BMW upbeat on riding out US tariff chaos
BMW upbeat on riding out US tariff chaos

The Sun

time07-05-2025

  • Automotive
  • The Sun

BMW upbeat on riding out US tariff chaos

FRANKFURT: German premium carmaker BMW said Wednesday that it expected to largely ride out the impact of US tariffs over the coming year, and that it hoped to soften their impact. CEO Oliver Zipse told reporters on a call that BMW was lobbying hard for free trade and expected some success thanks to its worldwide footprint. 'We are advocating this at various political levels in our markets,' he said. 'People listen to us attentively and our arguments are well received.' Zipse added that he expected tariffs imposed by US President Donald Trump on Canada and Mexico to eventually be rolled back. 'We assume that the North American free trade zone will be restored because these countries are far too interdependent,' he said. 'The costs for everyone are far too large.' Trump has threatened and imposed a range of tariffs in a bid to boost American manufacturing, including a 25 percent levy on many car imports in effect since April.
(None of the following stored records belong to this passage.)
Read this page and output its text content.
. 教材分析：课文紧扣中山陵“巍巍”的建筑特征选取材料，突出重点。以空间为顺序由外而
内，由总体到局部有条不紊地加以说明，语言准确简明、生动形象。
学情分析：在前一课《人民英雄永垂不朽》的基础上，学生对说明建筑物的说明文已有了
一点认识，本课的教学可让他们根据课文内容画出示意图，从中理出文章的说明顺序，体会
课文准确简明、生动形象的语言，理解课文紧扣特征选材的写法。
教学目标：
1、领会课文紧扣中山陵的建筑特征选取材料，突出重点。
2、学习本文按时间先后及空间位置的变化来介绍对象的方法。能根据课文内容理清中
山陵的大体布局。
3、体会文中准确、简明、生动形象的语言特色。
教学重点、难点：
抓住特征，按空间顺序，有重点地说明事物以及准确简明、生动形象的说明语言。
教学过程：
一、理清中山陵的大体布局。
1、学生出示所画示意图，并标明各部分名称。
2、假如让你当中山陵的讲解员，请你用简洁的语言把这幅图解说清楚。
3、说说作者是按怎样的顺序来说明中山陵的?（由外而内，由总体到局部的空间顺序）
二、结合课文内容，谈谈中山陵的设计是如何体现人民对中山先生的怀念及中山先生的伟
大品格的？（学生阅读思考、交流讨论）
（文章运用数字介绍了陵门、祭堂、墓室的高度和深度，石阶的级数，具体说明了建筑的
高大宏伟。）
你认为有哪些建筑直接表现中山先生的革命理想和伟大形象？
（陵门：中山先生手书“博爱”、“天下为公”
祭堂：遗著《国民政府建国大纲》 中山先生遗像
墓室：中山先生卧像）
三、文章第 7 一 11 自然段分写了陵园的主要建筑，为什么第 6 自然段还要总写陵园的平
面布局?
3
But he has also proven flexible, pausing previously-announced punitive tariffs and adding some carveouts to the car duties. BMW has its largest site in South Carolina in the United States and the plant last year exported vehicles worth over $10 billion (8.8 billion euros). The company stuck with its guidance for the year and expects earnings before taxes (EBT) for 2025 to be level with that of 2024, driven by demand for its pricier motors. In a statement, BMW said it expects 'some of the tariff increases to be temporary, with reductions from July 2025.' BMW's guidance only takes into account tariffs in effect up to March 12. About half of its US sales are imports from Europe, Mexico and South Africa. For the first quarter, BMW reported net profit of 2.17 billion euros and earnings before taxes of 3.11 billion euros. EBT beat expectations of 2.85 billion euros forecast in a company poll of analysts. Those figures nevertheless fell by about 25 percent on the previous year, with BMW struggling in key market China in the face of local rivals such as BYD. BMW also took a hit in the 'low three-digit million euro range' in the first quarter as a result of tariffs imposed on Chinese electric vehicles by the EU in October, it said. The company makes electric cars under its Mini brand in the country. The company's shares were up 3.5 percent in Frankfurt after the results were released.